The average car accident can cost thousands of dollars in past and future medical bills. Severe personal injuries can cost hundreds of thousands in lifelong expenses. Luckily, most car accident victims don’t have to pay these costs out of pocket. Instead, they have vehicle insurance policies that will cover these expenses for them, usually with a deductible payment. It is up to the crash victim, however, to handle the insurance claim process and figure out how to obtain compensation for their accident-related medical treatment. Use these guidelines to help you navigate the process in West Virginia.
West Virginia’s At-Fault Car Insurance Laws
In West Virginia, your first source for medical bill reimbursement is the insurance company of the person who caused your car accident. If you aren’t sure you caused the wreck, call the police for an official record of the crash and an investigation of fault. The police will assess the scene, interview eyewitnesses, and collect statements from everyone involved. Investigators will then conclude who or what they believed caused the accident.
At this point, you’ll call the insurance company of the at-fault person and file your car accident claim, and that insurer will cover your crash-related medical expenses through a settlement agreement. If you caused the accident, you’ll call your own insurance company. The minimum required amounts of car insurance in West Virginia are $25,000 in bodily injury liability (BIL) per person and $50,000 in BIL per accident.
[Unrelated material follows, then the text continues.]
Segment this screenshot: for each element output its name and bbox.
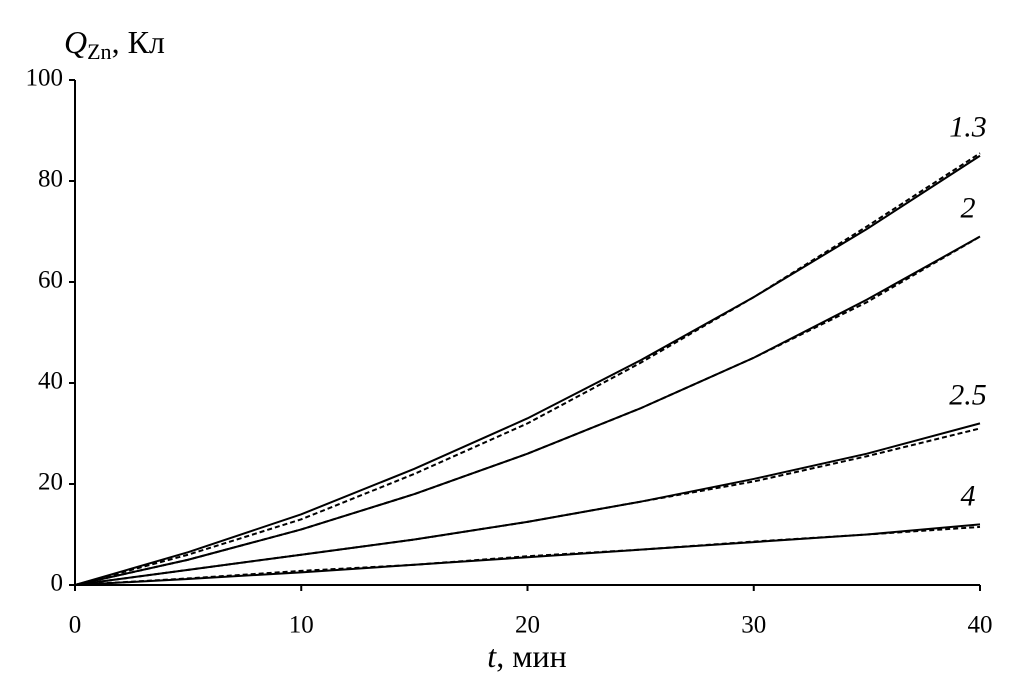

The minimum amount of insurance coverage, however, may not cover your injuries – only those of others harmed in the collision. In this case, you may either must pay your losses out of pocket or try to file a personal injury claim against an entity that could have contributed to the crash, such as an auto part manufacturer. A West Virginia car accident lawyer can help.
Obtaining a Settlement from a Car Insurance Company
To hold someone else liable for your medical bills after a car accident in West Virginia, you’ll have to prove that person’s fault for your accident. This may take help from an attorney if the other driver’s insurance company denies culpability. If you receive an insurance claim denial, contact a car accident lawyer right away. You could have a case of insurance bad faith on your hands. A lawyer can also help if the insurance companies accepts your claim and offers a settlement. A lawyer can negotiate a higher, fairer settlement on your behalf.
Who Pays While You Wait for Insurance Money?
You may know how your medical bills will get paid eventually, but how do you answer the calls from collectors and hospitals right now? If you have the money available, cover your own medical bills up front and keep copies of all receipts. You will receive what you’ve paid back during an insurance settlement to pay off your debts. If you’re like most car accident victims, however, you may not have sufficient funds to comfortably pay off your medical expenses. Don’t let this intimidate you into saying yes to a fast insurance settlement. Instead, hire a lawyer.
Most car accident lawyers operate on a contingency fee basis, meaning you won’t pay attorney’s fees unless he or she successfully resolves your case. In the meantime, your lawyer can take over billing and communications with creditors on your behalf. Oftentimes, a lawyer can work out a delayed payment plan with health care providers, in which they’ll receive what you owe in medical expenses once you obtain a settlement or judgment award. Even if you don’t have health insurance, this strategy could work with an experienced West Virginia personal injury attorney – if someone else caused your collision.
Ultimately, it will be the at-fault driver’s insurance company that will pay for your medical expenses after an accident. If you run into any issues, however, such as a denied insurance claim or lack of insurance, you may need to speak to an attorney to discuss your other options. Every case is unique.